Didi Hamann, Sky-Experte und Europameister 1996: "Das, was da passiert ist, war überhaupt nicht absehbar und ist schon fast beängstigend. Die Mannschaften da unten punkten, Bielefeld etwa macht einen ganz stabilen Eindruck, auch die Augsburger waren trotz der Niederlage in Hoffenheim nicht schlecht. Bei den Stuttgartern kommen jetzt einige Spieler zurück. Ich glaube nicht, dass sich die VfL-Lage schnell beruhigen wird, man muss damit rechnen, dass man bis zum Saisonende da unten mit drinhängt und möglicherweise sogar in Abstiegsgefahr gerät. Warum der VfL so abgerutscht ist, kann man nicht nur am Trainerwechsel festmachen.
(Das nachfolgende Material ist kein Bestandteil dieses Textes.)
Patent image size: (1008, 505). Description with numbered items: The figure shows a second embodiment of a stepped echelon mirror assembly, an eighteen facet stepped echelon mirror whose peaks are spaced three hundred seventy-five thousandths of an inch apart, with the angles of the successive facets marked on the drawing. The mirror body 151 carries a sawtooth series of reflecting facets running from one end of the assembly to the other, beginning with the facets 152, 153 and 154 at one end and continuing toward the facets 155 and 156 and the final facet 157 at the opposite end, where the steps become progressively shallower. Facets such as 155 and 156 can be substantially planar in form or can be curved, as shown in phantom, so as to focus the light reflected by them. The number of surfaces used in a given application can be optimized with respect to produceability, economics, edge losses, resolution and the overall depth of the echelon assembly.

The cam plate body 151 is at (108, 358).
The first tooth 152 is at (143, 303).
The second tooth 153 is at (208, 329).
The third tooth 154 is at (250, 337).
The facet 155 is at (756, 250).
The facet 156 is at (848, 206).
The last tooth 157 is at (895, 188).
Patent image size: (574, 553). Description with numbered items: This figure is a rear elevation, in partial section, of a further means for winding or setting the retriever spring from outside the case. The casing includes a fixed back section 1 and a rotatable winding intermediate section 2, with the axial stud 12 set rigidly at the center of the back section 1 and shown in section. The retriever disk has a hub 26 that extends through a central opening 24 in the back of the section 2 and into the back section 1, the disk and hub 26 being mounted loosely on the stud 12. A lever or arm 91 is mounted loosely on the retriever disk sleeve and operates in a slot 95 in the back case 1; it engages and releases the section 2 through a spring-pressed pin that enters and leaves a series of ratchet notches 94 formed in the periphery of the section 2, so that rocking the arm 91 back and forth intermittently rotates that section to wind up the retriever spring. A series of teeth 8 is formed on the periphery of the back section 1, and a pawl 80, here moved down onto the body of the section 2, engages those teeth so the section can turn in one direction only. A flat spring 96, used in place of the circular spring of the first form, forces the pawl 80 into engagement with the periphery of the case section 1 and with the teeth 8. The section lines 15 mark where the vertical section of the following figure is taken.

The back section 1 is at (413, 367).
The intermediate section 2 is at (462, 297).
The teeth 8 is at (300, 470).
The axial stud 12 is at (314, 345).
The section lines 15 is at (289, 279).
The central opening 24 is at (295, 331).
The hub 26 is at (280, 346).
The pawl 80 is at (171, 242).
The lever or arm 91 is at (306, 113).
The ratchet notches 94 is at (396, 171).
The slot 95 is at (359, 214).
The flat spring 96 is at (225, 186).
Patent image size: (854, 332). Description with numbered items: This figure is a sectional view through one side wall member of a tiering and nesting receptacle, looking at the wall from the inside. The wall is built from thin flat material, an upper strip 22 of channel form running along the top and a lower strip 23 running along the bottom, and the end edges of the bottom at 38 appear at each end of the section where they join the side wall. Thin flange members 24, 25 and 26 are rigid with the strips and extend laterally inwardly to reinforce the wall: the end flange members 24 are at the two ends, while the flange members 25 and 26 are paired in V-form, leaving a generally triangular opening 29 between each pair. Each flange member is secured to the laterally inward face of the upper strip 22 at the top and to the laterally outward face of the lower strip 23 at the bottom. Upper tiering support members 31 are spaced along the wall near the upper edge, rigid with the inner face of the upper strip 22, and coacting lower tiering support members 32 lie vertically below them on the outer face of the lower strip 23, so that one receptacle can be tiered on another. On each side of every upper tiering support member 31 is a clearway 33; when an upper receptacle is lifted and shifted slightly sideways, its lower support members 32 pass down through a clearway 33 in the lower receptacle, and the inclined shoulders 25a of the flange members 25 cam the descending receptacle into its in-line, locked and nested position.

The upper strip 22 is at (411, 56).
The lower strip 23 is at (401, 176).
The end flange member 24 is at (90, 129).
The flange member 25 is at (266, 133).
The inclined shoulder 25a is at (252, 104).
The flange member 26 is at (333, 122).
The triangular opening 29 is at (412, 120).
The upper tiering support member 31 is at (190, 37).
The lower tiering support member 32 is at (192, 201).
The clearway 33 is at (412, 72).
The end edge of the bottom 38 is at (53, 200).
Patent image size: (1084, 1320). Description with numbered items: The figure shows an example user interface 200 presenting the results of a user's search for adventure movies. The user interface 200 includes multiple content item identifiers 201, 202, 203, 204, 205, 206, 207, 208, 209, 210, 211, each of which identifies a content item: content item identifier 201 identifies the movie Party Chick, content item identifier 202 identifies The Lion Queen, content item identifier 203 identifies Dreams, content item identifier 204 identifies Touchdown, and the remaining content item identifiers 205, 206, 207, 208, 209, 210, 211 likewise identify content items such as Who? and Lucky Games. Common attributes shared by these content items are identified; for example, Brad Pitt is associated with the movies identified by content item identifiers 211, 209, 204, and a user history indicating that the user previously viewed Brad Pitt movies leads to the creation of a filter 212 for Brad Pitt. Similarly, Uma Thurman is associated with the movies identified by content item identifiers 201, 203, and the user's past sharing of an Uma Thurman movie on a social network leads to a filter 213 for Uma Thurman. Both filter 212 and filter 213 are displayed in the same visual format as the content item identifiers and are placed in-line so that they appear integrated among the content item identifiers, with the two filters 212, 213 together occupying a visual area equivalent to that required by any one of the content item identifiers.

Klar, Oliver Glasner hat es gut gemacht, er macht es jetzt auch in Frankfurt gut. Aber: Wenn du so oft in Folge verloren hast, ist das nur mit Problemen innerhalb der Mannschaft zu erklären. Es muss Grüppchen oder Gruppen innerhalb des Teams geben, weil auch Florian Kohfeldt als Nachfolger von Mark van Bommel es nicht annähernd geschafft hat das rauszuholen, was eigentlich in dieser Mannschaft steckt."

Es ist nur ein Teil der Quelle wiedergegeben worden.